_usure

_usure _ force de travail passive

 

J’ai un souvenir clair d’une partie de la carrosserie d’un tracteur de mon père qui, se situant au niveau de la portière, était soumise à un frottement avec la jambe à chaque entrée dans le véhicule.

Au fil des années, sur cette zone anguleuse, les différentes strates de peintures de protection de la carrosserie ont subi une usure particulière.

Des zones concentriques apparaissent, la peinture extérieure, les éventuelles peintures antérieures, les couches d’apprêt, le métal nu.

Il y a quelque chose, dans cette fatigue du matériau, d'une autre echelle temporel.

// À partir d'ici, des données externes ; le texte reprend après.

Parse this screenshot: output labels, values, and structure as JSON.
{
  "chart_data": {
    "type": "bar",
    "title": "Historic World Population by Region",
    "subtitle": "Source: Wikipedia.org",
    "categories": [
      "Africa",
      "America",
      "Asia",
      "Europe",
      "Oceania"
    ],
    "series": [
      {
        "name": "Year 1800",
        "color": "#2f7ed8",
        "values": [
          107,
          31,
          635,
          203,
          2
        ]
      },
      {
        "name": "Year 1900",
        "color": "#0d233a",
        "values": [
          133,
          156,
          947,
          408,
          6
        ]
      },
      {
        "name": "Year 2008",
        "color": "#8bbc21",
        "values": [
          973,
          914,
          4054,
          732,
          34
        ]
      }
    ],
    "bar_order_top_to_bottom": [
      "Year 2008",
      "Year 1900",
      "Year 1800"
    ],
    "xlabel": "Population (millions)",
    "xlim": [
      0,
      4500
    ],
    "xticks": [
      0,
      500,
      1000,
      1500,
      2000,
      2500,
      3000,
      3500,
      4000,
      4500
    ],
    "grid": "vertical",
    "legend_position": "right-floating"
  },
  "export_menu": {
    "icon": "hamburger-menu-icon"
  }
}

L'avancée de cette érosion est difficile à percevoir, nous échappe.

 

L’usage et l’usure fonctionnent dans une relation de cause à effet.

 

L’usage commande l’usure.

 

D’une usure imposante, peut d’écouler une perturbation de l’usage.

 

User de quelque chose signifie aussi en faire usage.

 

L’usure et l’usage sont les deux côtés d’une même pièce.

 

Une pièce de monnaie, en passant de main en main, de portefeuilles en tiroirs-caisses, elle s’use.

De manière indicible, de fines particules se détachent sur nos doigts.

L’usure est aussi un terme financier qui définit un taux d’intérêt excessif.

La pièce de monnaie comporte en elle les deux sens de l’usure ; dégradation physique et fluctuation de la valeur des devises

 

L’usure est un processus qui implique le frottement.

 

«Elle implique le contact entre les surfaces de deux objets qui, en se déplaçant l’un par rapport à l’autre, créent une force ayant pour effet d’altérer les surfaces. L’usure est donc associée à la perception la plus ordinaire de notre environnement et même de notre corps : il est probable que nous avons commencé par ressentir physiquement ce phénomène, avant même de l’observer et de l’analyser, en nous frottant les mains, les doigts ou quelque autre partie du corps, pour les réchauffer, les soulager ou même sans intentions particulières. Cette épreuve en corps propre, dans la réversibilité du touchant touché, fait du frottement et de l’usure qu’il entraîne, une expérience primordiale où se loge le rapport du corps à lui-même et au monde.» 

       Sabine Forero Mendoza, Pour une esthétique de l'usure, L'usure, Presses Universitaires de Bordeaux Académie royale des Beaux-Arts de Bruxelles, 2016

 

 

Il est intéressant de regarder les mouvements de matière que produit l’usure sous l’angle de la tribologie (science des frottements) ses domaines d’applications vont de l’étude des forces des plaques tectoniques entre elles, jusqu’aux technologies de freinage.

On peut tout à fait l’appliquer à des situations aussi banales que la vitesse d’usure d’une semelle de chaussure ou à la lente déformation de marches d’un escalier à force d’être emprunté.

Je dois avouer une certaine fascination pour ces phénomènes, mais ce n’est pas le romantisme de la patine ou une nostalgie des objets anciens qui m’importe. Je pense davantage au concept japonais de wabi-sabi qui consiste à porter une attention sur les choses imparfaites, modeste, portant la trace du passage du temps ou des hommes.

  

Prendre acte de l’usure comme affectant toute chose, c’est aussi ne pas croire à la croissance infinie.

Notre civilisation est économiquement usée, fatiguée par ces propres logiques.

L’effondrement du modèle paraît inévitable si l’on en croit la plupart des scientifiques.

 

Le ponçage m’intéresse en relation à cette question de l’usure.

Il est une usure contrôlée, choisit.

Des pierres polies à la carrosserie automobile, nous n’avons cessé de poncer, d’apprivoiser l’usure.

 

Dans le quotidien, poncer son environnement des yeux, c’est s’user contre celui-ci pour en saisir les subtilités, les mouvements de l’infime, de l’inframince.